Chile seafood giant profits hit by salmon woes

Salmones Camancha farm

The giant Chilean fishing and aquaculture group Camanchaca saw its profits fall last year, mainly due to a slump in its aquaculture business.

The company has blamed higher costs and weak demand for salmon, particularly during the second quarter of 2023.

The group earnings came out around 5% higher at almost US $762m (£607m) of which US $353.9m (£282m) was from salmon.

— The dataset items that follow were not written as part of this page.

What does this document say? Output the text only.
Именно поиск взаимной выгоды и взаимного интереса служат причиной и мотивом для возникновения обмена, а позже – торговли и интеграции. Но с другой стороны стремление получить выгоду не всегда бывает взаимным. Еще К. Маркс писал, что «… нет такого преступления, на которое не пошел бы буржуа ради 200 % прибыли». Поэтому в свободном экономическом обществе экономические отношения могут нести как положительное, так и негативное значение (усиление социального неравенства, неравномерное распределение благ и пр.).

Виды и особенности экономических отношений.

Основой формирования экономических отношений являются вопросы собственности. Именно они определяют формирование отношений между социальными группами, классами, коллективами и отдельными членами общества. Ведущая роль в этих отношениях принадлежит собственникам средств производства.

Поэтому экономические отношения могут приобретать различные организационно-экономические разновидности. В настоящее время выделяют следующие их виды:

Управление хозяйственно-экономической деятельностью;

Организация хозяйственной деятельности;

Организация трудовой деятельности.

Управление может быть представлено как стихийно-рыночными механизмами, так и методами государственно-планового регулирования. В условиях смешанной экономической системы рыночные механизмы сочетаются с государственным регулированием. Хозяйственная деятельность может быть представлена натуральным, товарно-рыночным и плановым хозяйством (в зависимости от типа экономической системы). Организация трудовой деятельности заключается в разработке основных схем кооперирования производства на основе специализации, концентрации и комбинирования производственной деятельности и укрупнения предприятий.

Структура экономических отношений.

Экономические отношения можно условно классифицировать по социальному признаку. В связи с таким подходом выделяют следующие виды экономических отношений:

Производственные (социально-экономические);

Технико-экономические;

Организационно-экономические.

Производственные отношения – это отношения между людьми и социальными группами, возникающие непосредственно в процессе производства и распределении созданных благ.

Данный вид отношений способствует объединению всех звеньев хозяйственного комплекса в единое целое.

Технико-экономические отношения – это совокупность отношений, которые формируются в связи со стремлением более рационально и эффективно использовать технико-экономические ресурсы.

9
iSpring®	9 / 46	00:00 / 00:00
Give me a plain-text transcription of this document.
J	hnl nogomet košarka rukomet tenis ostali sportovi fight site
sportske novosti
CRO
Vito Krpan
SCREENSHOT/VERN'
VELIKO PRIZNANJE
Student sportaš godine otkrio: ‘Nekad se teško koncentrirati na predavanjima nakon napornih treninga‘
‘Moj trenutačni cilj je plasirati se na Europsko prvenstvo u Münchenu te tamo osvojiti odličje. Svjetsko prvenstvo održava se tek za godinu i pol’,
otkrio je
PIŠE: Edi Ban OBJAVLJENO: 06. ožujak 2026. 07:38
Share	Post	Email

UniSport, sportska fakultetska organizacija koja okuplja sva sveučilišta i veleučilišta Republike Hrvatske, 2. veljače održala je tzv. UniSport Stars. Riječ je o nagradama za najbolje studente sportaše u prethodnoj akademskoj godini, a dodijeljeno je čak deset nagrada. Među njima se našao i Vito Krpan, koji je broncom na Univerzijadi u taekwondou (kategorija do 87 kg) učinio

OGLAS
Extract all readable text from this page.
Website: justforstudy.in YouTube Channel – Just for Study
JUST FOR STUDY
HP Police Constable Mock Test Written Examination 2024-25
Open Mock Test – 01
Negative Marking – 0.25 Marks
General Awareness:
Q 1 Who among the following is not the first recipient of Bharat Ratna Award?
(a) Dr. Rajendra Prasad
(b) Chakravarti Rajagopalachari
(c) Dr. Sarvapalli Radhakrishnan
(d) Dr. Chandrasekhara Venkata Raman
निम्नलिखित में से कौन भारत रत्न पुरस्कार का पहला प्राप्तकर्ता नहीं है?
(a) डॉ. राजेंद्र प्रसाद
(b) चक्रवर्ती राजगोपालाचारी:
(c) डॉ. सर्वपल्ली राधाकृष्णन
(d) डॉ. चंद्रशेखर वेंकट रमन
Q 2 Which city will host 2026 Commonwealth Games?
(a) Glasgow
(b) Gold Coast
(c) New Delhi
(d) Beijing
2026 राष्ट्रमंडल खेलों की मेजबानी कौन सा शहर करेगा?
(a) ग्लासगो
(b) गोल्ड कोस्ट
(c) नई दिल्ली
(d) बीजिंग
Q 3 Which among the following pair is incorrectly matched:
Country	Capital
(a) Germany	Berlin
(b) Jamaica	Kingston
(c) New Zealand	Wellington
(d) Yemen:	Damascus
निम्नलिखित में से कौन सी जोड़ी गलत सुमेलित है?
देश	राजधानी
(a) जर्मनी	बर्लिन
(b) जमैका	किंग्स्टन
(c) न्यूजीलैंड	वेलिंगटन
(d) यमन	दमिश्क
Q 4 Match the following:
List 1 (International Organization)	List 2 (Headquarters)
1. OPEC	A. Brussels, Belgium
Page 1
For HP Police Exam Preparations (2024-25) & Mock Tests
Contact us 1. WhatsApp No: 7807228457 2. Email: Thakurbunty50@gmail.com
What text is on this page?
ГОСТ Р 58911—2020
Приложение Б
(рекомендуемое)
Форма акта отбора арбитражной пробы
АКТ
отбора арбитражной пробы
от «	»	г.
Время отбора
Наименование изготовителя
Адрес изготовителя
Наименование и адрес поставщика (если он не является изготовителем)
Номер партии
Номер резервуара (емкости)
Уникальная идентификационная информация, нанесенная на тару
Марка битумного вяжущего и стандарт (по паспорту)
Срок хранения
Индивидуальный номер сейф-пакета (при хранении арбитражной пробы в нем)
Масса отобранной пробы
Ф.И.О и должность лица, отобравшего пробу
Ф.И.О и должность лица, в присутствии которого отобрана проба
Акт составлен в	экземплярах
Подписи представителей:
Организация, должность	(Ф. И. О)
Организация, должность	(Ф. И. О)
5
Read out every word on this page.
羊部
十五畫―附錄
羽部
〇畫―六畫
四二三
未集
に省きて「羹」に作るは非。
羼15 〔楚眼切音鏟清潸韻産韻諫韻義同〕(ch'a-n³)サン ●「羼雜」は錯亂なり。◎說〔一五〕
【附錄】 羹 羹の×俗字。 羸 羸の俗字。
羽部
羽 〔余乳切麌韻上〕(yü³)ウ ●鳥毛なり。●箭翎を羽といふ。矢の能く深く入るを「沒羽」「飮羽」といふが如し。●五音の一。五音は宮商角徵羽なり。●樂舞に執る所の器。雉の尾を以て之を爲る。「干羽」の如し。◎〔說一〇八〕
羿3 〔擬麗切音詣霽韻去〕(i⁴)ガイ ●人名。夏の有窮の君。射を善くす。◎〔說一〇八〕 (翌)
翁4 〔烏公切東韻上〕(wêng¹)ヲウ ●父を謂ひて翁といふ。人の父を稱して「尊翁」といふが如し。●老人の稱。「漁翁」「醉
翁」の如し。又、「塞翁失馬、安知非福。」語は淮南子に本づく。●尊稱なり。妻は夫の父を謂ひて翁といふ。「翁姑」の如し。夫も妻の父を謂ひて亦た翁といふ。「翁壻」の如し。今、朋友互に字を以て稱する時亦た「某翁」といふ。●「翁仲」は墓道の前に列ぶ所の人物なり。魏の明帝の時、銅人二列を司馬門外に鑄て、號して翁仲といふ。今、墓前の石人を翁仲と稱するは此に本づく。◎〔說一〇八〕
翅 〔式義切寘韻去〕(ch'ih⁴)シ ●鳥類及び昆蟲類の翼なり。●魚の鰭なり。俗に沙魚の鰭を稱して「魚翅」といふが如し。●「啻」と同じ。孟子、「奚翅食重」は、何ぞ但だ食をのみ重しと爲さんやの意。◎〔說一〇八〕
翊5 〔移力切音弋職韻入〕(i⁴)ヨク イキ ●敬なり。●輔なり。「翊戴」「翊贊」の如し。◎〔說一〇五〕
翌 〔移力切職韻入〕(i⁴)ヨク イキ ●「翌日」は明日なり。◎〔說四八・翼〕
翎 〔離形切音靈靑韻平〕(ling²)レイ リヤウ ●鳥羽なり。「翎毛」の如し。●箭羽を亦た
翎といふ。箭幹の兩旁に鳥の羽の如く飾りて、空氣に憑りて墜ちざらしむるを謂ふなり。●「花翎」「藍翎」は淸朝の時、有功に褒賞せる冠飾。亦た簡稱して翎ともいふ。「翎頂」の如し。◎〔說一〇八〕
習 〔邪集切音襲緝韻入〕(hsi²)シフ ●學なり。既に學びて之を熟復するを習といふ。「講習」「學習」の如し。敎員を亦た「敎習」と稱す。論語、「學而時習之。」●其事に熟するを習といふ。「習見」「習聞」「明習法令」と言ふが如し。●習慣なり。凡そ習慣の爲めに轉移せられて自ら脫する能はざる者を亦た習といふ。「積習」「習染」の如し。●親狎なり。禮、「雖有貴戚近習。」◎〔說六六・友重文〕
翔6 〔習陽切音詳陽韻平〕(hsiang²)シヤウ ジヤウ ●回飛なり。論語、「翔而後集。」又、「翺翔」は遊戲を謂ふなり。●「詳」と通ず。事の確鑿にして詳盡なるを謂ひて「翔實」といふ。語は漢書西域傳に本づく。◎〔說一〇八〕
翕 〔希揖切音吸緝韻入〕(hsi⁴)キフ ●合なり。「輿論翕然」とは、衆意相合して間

The salmon division suffered with smaller Atlantic salmon volumes and lower prices of farmed species. There was also an increase in feed costs and health incidents.

Camanchaca was one of the founders of Chile’s aquaculture industry. Its main aquaculture production is centred around Atlantic and Coho salmon and rainbow trout.

The fishing division turned in a strong performance, although higher fuel prices took some of the shine off its performance.

When it came to aquaculture, Atlantic and coho salmon prices were down. There was also a sharp increase in cultivation costs due to various health issues. Along with northern Europe aquaculture, 2023 was also a difficult year biologically for Chile’s fish farmers.

The industry also faced higher feed costs. The company’s EBITDA (earnings before interest, taxes, depreciation and amortization) was around 27% down on 2022 at US $90m.

The company said the fishing business helped produce the most satisfactory results especially in relation to recovery of biomass, an increase in fish oil and an increase in the sale of frozen horse mackerel. Revenues from this division went up by 19%.

Camanchaca said it had seen an 82% increase in the sold price of fish oil, explained by the shortage generated by the El Niño phenomenon, which had affected Peruvian anchovy catches.